- Thottapuzhassery Location in Kerala, India Thottapuzhassery Thottapuzhassery (India)
- Coordinates: 9°19′48″N 76°40′48″E﻿ / ﻿9.33000°N 76.68000°E
- Country: India
- State: Kerala
- District: Pathanamthitta

Languages
- • Official: Malayalam, English
- Time zone: UTC+5:30 (IST)
- Vehicle registration: KL-27 (Thiruvalla)

= Thottapuzhassery =

Thottapuzhassery is a village in Thiruvalla taluk, Pathanamthitta district in Kerala, India. It is situated opposite Aranmula.

==Location==
As a village panchayat, Thottapuzhassery shares its boundaries with the holy River Pampa and three other panchayats, namely Ezhumatoor, Koipuram and Ayroor. The border of west Thottapuzhassery at maramon mosco padi after that koipuram panchyath belongs to Thiruvalla Town.

==History==
Thottapuzhassery has a traditional and religious past and is mentioned in many religious myths. It is the main venue for the Christian Convention called Maramon Convention, which takes place during the third week of every February.

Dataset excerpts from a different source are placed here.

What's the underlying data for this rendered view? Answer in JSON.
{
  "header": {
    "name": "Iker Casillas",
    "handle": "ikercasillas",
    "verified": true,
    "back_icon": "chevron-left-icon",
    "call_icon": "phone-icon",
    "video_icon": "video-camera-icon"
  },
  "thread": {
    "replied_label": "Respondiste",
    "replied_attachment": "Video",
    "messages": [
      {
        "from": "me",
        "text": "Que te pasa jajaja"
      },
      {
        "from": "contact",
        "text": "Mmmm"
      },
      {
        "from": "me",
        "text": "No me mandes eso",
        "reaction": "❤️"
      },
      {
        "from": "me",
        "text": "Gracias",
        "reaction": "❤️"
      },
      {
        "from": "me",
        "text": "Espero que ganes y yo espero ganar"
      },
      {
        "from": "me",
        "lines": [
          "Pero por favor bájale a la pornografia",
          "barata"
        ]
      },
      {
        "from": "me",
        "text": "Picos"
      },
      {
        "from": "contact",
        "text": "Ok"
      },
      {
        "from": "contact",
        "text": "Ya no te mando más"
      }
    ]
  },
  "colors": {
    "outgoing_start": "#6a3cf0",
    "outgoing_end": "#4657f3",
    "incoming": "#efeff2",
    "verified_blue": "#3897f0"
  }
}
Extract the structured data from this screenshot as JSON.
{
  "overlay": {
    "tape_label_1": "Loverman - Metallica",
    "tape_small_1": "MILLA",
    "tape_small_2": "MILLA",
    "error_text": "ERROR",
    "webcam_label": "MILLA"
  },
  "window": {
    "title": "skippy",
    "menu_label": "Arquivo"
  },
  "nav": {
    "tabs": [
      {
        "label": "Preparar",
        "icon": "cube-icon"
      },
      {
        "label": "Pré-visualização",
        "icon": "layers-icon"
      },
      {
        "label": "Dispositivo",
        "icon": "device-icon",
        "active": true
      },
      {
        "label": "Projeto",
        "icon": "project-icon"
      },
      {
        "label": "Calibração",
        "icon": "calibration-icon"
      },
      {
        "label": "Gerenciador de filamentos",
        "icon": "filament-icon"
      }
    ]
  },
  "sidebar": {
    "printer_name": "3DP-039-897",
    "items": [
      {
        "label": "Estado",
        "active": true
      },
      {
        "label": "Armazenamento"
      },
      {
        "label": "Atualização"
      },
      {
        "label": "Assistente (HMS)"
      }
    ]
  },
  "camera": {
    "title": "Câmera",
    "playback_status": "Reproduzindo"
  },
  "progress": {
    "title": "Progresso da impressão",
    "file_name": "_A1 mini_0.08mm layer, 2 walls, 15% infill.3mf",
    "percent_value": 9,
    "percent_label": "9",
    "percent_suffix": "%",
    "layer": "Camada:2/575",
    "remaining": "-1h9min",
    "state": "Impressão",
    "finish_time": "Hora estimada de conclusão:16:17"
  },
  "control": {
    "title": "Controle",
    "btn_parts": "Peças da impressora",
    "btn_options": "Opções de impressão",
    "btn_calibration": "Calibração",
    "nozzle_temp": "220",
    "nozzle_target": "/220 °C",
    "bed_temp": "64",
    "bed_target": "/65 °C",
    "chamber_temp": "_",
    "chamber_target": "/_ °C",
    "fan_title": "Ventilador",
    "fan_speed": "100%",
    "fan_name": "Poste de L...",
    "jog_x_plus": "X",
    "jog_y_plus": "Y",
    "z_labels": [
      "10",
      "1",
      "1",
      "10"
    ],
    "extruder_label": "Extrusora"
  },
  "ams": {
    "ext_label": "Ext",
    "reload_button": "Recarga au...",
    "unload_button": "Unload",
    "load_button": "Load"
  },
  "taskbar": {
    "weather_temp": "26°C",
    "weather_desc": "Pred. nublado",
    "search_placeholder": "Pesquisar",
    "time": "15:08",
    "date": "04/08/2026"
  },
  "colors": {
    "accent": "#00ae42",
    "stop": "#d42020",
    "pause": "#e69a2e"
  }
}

This place is historically related with the birth and growth of Malankara Mar Thoma Syrian Church and this village has Mayiladumpara Siva Temple, which is founded by Thapasyomal for the downtrodden people in the society. As per the believes this temple was founded very before Sree Narayana Guru.

==Tourism==
Tourist sites in Thottapuzhassery include the Aruvikuzhi waterfalls, Charalkunnu Camp Center, Ponmalla, Retreat center Maramon, Pramadathu para, Mayiladumpara etc. Charalkunnu is a hill-station in Thottappuzhassery Panchayat.

=== Snake Boat ===
There is a Palliyodam (snake boat) named Thottapuzhassery. Every year it competes in the 'uthrattathi vallamkalie '(snake boat race) Aranmula Boat Race . It also accompanies Thiruvonathoni Goshayatra to Aranmula Temple. This place is between the Kozhancherry - Arattupuzha - Chengannur road.

=== Devi Temple ===
This village also has a famous old temple of Devi. On festival day there is a traditional Padayani (folk dance).

== Local administrative council ==
As of 2020, within the Thottapuzhassery panchayat, six out of 13 wards were led by independents, rather than the United Democratic Front or Left Democratic Front.

== Economy ==
Local businesses include Sree Ayyappa Farm Products, a supplier of plates and biryani containers made of palm leaf, as an alternative to plastic.